EL CONOCIMIENTO DE DIOS
El fin de todo
hombre, pues para esto fue creado, es al fin de su vida terrena poder gozar
eternamente de la visión y compañía de Dios. Esta visión de Dios “cara a cara”
es lo único que colmará plenamente todos los anhelos del hombre de felicidad y
plenitud. San Agustín lo expresa muy bien con esta frase: “Nos hiciste, Señor
para ti, y nuestro corazón no descansara hasta que repose en ti.
Santa Teresa de
Calcuta dice que la mayor pobreza es no tener a Dios.
El principio de toda
vida espiritual es creer en Dios; podemos ser pobres pero en Dios lo somos todo
y nada nos falta.
La persona que cree
en Dios es feliz porque sabe que tiene un Padre que está en el origen y la cima
de toda paternidad humana: ama a su Padre, descansa en sus brazos y vive para
ese Padre que sabe ser bondad, misericordia, perdón y amor.
¿Cómo podemos
encontrarnos con Dios?
Si no tenemos fe ni
capacidad de creer en él pedir este don rezándole: “¡Señor, ayúdame a creer!
También nos ayuda la
contemplación de su creación.

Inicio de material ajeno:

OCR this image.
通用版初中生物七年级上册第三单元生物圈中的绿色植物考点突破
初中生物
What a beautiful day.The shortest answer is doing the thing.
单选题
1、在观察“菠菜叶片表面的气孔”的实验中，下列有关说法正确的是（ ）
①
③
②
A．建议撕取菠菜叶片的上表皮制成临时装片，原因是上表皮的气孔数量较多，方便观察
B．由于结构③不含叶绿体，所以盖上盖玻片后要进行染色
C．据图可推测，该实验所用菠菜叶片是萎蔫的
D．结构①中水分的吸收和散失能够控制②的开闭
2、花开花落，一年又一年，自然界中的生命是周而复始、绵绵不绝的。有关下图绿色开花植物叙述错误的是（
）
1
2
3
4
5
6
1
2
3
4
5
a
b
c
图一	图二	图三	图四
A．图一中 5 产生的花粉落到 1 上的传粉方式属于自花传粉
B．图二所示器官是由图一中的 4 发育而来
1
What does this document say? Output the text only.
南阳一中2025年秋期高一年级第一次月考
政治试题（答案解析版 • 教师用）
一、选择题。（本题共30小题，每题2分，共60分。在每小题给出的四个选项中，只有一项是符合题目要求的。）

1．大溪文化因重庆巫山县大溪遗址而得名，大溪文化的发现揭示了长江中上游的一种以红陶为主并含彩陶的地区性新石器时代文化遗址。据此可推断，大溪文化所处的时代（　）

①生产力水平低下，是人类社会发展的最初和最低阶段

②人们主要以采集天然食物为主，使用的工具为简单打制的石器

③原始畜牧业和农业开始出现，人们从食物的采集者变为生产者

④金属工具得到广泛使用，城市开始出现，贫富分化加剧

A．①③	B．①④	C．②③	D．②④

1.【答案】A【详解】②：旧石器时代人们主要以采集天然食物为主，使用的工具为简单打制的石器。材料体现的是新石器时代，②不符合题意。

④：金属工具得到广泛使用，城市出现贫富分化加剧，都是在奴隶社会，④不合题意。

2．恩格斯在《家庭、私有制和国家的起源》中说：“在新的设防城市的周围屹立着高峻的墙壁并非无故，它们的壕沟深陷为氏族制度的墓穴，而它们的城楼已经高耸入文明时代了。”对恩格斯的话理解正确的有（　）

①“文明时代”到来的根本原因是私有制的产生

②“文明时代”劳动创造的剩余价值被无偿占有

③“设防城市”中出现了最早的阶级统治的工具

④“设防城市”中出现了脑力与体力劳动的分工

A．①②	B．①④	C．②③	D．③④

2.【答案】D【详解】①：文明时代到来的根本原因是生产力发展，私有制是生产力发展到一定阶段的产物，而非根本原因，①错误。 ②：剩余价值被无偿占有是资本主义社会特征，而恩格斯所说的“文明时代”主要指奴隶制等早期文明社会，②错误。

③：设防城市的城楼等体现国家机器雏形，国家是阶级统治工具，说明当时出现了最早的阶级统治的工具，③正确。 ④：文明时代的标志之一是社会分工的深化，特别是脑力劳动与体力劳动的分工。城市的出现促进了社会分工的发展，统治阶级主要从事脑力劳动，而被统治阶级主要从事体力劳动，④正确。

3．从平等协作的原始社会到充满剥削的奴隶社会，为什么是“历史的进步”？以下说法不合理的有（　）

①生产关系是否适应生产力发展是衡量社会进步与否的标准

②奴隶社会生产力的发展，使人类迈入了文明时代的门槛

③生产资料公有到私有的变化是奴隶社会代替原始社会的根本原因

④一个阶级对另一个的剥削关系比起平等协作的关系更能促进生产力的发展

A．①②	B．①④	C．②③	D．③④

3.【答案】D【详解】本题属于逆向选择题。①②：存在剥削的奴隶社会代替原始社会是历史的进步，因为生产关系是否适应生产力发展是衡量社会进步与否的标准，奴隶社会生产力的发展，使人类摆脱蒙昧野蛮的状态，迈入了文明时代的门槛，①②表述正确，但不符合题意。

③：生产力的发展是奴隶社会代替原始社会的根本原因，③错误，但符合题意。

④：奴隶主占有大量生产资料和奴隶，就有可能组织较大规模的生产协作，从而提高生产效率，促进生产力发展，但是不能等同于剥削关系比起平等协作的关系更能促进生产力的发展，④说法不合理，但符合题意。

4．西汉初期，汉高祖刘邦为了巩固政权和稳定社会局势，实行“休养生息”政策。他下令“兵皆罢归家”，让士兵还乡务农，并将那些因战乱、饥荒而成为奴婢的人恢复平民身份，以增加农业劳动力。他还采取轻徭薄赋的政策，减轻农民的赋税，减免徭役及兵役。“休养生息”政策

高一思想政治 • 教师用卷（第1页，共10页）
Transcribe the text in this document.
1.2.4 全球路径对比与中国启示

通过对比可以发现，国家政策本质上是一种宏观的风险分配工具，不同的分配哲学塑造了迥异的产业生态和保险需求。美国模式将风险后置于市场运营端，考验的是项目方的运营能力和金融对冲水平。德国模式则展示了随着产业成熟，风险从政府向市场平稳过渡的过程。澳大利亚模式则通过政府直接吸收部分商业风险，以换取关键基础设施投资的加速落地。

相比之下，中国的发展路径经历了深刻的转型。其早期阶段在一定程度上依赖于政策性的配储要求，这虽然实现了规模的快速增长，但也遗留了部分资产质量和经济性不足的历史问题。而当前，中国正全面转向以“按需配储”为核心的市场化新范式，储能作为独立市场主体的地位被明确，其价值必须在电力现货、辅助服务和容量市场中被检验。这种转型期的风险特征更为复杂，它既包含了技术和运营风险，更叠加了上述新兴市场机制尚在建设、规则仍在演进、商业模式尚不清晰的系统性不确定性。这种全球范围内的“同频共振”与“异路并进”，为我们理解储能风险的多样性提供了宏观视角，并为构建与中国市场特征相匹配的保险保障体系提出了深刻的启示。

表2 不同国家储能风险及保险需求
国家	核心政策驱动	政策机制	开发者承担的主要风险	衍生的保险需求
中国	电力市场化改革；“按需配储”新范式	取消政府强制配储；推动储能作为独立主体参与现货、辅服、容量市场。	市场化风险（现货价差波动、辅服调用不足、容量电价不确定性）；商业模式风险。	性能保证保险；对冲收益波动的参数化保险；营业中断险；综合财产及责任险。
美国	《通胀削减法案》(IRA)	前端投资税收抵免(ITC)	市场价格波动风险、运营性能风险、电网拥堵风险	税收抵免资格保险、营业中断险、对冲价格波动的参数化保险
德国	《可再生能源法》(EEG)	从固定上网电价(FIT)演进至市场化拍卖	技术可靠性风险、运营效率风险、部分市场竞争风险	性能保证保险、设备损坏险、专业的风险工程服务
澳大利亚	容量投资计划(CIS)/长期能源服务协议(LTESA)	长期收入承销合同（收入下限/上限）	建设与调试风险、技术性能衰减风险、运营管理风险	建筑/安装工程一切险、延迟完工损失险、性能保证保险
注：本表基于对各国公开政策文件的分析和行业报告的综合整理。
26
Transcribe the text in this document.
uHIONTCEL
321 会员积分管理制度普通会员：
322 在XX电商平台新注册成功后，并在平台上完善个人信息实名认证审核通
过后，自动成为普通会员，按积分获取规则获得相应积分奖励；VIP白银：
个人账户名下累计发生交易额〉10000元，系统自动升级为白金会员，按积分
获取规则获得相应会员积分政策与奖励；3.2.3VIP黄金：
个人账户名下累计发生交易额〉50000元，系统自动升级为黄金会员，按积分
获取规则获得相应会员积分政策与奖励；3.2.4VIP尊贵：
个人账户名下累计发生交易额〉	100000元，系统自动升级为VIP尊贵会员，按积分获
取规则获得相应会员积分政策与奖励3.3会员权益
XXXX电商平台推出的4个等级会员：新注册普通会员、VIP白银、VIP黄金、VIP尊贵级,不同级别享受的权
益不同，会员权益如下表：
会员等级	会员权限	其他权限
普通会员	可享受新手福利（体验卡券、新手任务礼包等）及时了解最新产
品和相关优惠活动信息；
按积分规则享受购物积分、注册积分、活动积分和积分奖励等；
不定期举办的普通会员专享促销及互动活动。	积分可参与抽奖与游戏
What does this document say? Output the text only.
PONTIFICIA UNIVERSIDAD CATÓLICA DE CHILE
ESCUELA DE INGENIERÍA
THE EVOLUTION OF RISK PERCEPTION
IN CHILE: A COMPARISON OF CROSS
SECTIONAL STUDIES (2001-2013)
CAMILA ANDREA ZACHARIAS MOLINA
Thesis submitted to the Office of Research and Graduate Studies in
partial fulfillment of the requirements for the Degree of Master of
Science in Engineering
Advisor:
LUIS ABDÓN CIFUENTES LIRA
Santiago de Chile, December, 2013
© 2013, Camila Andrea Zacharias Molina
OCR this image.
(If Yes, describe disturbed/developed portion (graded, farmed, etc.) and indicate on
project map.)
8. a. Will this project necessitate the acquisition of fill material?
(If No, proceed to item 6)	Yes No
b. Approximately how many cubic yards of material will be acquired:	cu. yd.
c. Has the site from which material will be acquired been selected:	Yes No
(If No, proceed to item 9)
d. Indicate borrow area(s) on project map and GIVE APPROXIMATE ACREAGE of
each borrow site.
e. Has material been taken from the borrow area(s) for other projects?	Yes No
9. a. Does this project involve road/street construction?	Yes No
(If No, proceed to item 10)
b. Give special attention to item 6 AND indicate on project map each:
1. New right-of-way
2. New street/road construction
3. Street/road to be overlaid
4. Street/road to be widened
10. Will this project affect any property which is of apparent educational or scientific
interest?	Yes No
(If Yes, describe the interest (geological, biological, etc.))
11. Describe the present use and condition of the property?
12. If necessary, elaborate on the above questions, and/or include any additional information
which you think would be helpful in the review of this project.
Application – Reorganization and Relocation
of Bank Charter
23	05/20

No podemos ver ni sentir físicamente a Dios y
esto nos puede llevar a pensar que no existe. También en lo creado existen
cosas invisibles como por ejemplo las ondas de radio. No las vemos ni sentimos,
solo por sus efectos tenemos la certeza de su existencia.
La creación es un
efecto de la acción de su creador. Todo el orden y armonía se rige por su
voluntad con leyes amorosas y admirables.
Una vez decidido que
queremos aceptar libremente esta amistad y aceptación del fin para que el Señor
nos creó ¿Qué debemos hacer?
Recordemos el
evangelio del joven rico (Mateo 19:16-30 / Marcos 10:17-30 El joven
pregunta: Maestro bueno ¿Qué he de hacer para tener la vida eterna? Jesús responde: Si quieres entrar en la vida
eterna, guarda los mandamientos: No mataras; No cometerás adulterio; No
robaras; No darás falso testimonio; Honra a tu padre y a tu madre y Amaras al
prójimo como a ti mismo.
Este es el camino del
cielo: Cumplir los mandamientos.
La Santísima Virgen María
en la primera aparición en Fátima dijo que en las últimas diría lo que quería,
como así hizo.
Entre otras cosas
dijo: “No ofendan más a Dios que ya está muy ofendido”
Lo que más ofende a
Dios es la transgresión de sus mandamientos.
Todos somos reos del
pecado original que nos hace desconfiar del amor de Dios. Creemos que el viene
como tirano a dominarnos y recelamos de él.
Esto le pasaba al
pueblo de Israel en el Sinaí. Tenían miedo de acercarse a la presencia de Dios.
Tenían miedo de él. Moisés en cambio si puede subir por su humildad y
permanecer en la presencia de Dios.
Moisés por este mayor
conocimiento de Dios llega a ser conocedor de sus mandatos que trasmite al
pueblo y este acepta.
Hoy el mensajero que
nos enseña la voluntad de Dios y proclama sus mandatos es la Iglesia. Jesús ha dejado
en su Iglesia su palabra y los sacramentos como canales para redimirnos e ir
hacia Dios.
Obedezcamos pues lo
que la Iglesia nos enseña el camino que nos dará paz en medio de las luchas,
nos llevará a confiar en Dios y a poder –con la ayuda de su gracia, pues
nuestra debilidad, fruto del pecado original, siempre será un obstáculo-
encontrarnos con él y llegar al fin para el que Dios nos creó: Ir al cielo.